The new American Academy of Pediatrics policy on Sudden Infant Death Syndrome for the first time recommends breastfeeding as lowering the risk of SIDS.
CNN reports (in an article mostly about crib bumpers):
Dr. Moon explains that as of the most recent policy statement in 2005, the AAP didn't have enough evidence to associate breastfeeding with a reduced risk of SIDS, although the connection had been established between breastfeeding and a lower risk of infant mortality overall, but since then, "there have been several studies that have come out that have demonstrated pretty unequivocally that breastfeeding is protective. So, we wanted SIDS risk reduction to be on the list of the many reasons why we should breastfeed."

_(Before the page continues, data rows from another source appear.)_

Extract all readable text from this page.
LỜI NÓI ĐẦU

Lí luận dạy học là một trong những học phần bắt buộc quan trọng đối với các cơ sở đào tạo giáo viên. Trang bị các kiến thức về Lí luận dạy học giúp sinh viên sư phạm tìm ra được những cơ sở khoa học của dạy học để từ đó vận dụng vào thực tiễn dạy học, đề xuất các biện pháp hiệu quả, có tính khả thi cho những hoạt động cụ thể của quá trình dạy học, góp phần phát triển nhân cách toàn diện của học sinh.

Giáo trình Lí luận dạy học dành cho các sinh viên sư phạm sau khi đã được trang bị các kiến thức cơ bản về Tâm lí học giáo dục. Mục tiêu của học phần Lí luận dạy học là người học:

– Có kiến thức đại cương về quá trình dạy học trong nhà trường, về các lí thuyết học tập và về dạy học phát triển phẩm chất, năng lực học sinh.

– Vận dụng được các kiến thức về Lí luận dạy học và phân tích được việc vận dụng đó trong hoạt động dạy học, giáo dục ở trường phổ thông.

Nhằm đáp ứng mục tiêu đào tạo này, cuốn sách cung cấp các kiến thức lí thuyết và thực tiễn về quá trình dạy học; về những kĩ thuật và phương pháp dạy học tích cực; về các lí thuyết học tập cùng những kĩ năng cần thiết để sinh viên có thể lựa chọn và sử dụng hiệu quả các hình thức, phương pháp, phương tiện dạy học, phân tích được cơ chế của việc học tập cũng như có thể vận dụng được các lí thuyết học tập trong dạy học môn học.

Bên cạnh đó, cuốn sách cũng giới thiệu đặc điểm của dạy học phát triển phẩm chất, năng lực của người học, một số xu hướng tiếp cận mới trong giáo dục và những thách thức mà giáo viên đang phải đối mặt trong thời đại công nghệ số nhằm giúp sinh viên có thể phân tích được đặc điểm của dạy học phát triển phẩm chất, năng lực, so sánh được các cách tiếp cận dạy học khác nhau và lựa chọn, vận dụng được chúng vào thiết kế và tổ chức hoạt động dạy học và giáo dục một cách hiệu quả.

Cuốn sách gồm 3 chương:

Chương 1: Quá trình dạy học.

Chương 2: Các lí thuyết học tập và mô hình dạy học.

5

As of now, medical professionals still don't understand exactly how breastfeeding helps to lower risk of SIDS, and Moon explains that it may have to do with "anti-inflammatory properties of breastfeeding, or it may have to do with the fact that breastfeeding decreases infections in babies, because we know that babies who die of SIDS are more likely to have had a recent infection. It could be a whole host of things, and there are researchers that are looking at that."
The policy also states: "The protective effect of breastfeeding increases with exclusivity. However, any breastfeeding has been shown to be more protective against SIDS than no breastfeeding."
How much protection are we talking about? One of the studies cited wast this meta-analysis released this year, found:
The rate of SIDS was 60 percent lower among infants who had any amount of breastfeeding compared to those who were not breastfed.
The rate of SIDS was more than 70 percent lower in infants that been breastfed exclusively for any period of time.